Learn Partial Orders
What you will be able to do
- Given a relation on a finite set, determine whether it is a partial order by checking reflexivity, antisymmetry, and transitivity.
- Draw a Hasse diagram for a finite partial order.
- Given a finite lattice, compute the meet and join of two elements.
- Identify whether a poset is a lattice, a bounded lattice, or a complete lattice.
Prerequisites
None. This skill is a starting point. It requires comfort with sets and relations (what a set is, what a binary relation is) but no formal training.
Lessons
[Gap: no lesson on partial orders exists yet that follows the lesson design principles (backward design, concrete-before-abstract, exercises).

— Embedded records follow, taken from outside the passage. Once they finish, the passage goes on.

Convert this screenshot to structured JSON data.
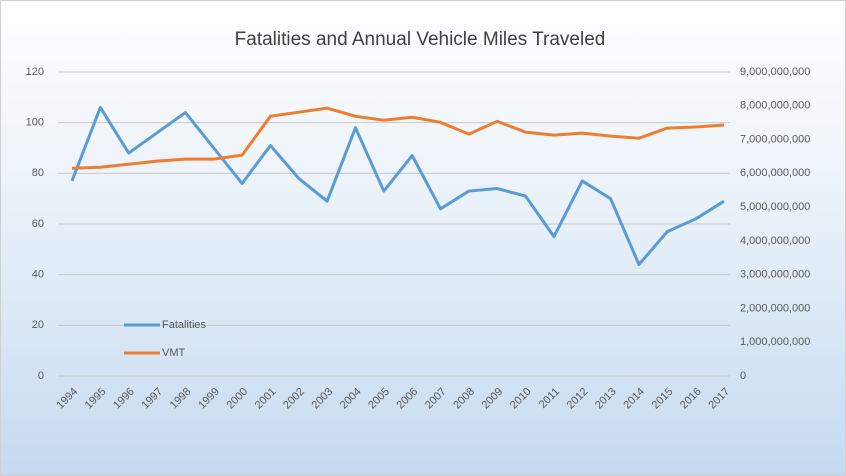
{
  "chart_data": {
    "type": "line",
    "title": "Fatalities and Annual Vehicle Miles Traveled",
    "categories": [
      "1994",
      "1995",
      "1996",
      "1997",
      "1998",
      "1999",
      "2000",
      "2001",
      "2002",
      "2003",
      "2004",
      "2005",
      "2006",
      "2007",
      "2008",
      "2009",
      "2010",
      "2011",
      "2012",
      "2013",
      "2014",
      "2015",
      "2016",
      "2017"
    ],
    "series": [
      {
        "name": "Fatalities",
        "color": "#5b9bd5",
        "values": [
          77,
          106,
          88,
          96,
          104,
          90,
          76,
          91,
          78,
          69,
          98,
          73,
          87,
          66,
          73,
          74,
          71,
          55,
          77,
          70,
          44,
          57,
          62,
          69
        ]
      },
      {
        "name": "VMT",
        "color": "#ed7d31",
        "axis": "y2",
        "values": [
          6150000000,
          6180000000,
          6270000000,
          6360000000,
          6420000000,
          6420000000,
          6540000000,
          7690000000,
          7810000000,
          7930000000,
          7690000000,
          7570000000,
          7660000000,
          7510000000,
          7160000000,
          7540000000,
          7220000000,
          7130000000,
          7190000000,
          7100000000,
          7040000000,
          7340000000,
          7370000000,
          7430000000
        ]
      }
    ],
    "ylim": [
      0,
      120
    ],
    "yticks": [
      0,
      20,
      40,
      60,
      80,
      100,
      120
    ],
    "y2lim": [
      0,
      9000000000
    ],
    "y2ticks": [
      0,
      {
        "value": 1000000000,
        "label": "1,000,000,000"
      },
      {
        "value": 2000000000,
        "label": "2,000,000,000"
      },
      {
        "value": 3000000000,
        "label": "3,000,000,000"
      },
      {
        "value": 4000000000,
        "label": "4,000,000,000"
      },
      {
        "value": 5000000000,
        "label": "5,000,000,000"
      },
      {
        "value": 6000000000,
        "label": "6,000,000,000"
      },
      {
        "value": 7000000000,
        "label": "7,000,000,000"
      },
      {
        "value": 8000000000,
        "label": "8,000,000,000"
      },
      {
        "value": 9000000000,
        "label": "9,000,000,000"
      }
    ],
    "grid": true,
    "legend": "lower left"
  }
}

The existing heyting-algebras lesson in mathematics/objects/posets/curricula/ covers Heyting algebras but assumes partial orders are already known. A dedicated partial orders lesson needs to be written.]

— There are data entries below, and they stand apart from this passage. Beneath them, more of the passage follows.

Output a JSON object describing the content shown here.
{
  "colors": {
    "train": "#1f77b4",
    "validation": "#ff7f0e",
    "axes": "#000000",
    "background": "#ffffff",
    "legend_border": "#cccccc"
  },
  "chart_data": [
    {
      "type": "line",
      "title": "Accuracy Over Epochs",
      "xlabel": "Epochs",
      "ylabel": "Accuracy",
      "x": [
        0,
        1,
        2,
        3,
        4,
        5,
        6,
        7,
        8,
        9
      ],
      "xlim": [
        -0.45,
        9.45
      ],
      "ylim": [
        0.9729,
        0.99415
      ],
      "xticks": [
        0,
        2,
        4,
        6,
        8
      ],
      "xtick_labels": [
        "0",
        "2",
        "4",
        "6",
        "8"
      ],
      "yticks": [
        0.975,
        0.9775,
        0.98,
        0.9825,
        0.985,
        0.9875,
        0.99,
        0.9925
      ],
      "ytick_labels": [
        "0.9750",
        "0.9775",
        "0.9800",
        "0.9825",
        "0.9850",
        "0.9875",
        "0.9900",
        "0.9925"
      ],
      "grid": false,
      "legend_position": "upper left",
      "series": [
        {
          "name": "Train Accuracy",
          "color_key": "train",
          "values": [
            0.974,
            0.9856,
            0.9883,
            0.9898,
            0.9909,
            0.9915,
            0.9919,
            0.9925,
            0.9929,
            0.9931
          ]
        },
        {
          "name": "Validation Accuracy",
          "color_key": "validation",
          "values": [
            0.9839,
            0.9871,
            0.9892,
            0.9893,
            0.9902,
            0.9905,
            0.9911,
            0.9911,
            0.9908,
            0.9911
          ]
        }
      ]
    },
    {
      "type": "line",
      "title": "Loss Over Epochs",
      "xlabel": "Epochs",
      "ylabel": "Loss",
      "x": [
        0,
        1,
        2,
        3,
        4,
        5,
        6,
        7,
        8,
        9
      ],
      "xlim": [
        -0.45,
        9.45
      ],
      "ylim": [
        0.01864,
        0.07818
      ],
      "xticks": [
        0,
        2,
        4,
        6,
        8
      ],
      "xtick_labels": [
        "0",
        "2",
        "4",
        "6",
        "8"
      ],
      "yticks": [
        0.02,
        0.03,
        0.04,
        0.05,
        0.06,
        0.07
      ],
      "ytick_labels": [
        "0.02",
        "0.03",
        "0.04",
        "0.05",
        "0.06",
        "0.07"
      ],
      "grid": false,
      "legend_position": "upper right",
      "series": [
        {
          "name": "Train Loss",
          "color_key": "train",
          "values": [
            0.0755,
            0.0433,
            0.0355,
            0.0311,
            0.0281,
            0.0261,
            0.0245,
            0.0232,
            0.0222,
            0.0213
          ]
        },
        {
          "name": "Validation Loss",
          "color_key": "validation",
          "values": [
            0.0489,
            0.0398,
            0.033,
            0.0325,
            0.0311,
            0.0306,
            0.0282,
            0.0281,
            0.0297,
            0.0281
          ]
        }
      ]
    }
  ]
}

When that lesson exists, it should cover: the definition via three axioms checked against concrete examples (divisibility, subset inclusion, ancestry), Hasse diagrams as a tool for visualization, and meets/joins as greatest lower bound and least upper bound.
Scope
This skill covers partial orders, lattices, and basic lattice operations. It does not cover:
- Heyting algebras or Boolean algebras (covered by learn-heyting-algebras, which depends on this skill)
- Closure operators (covered by a separate skill, also depending on this one)
- Order-preserving maps, Galois connections, or domain theory
- Total orders, well-orders, or ordinals
Verification
Given the divisibility relation on {1, 2, 3, 4, 6, 12}: draw its Hasse diagram, compute the meet and join of 4 and 6, and determine whether this poset is a lattice.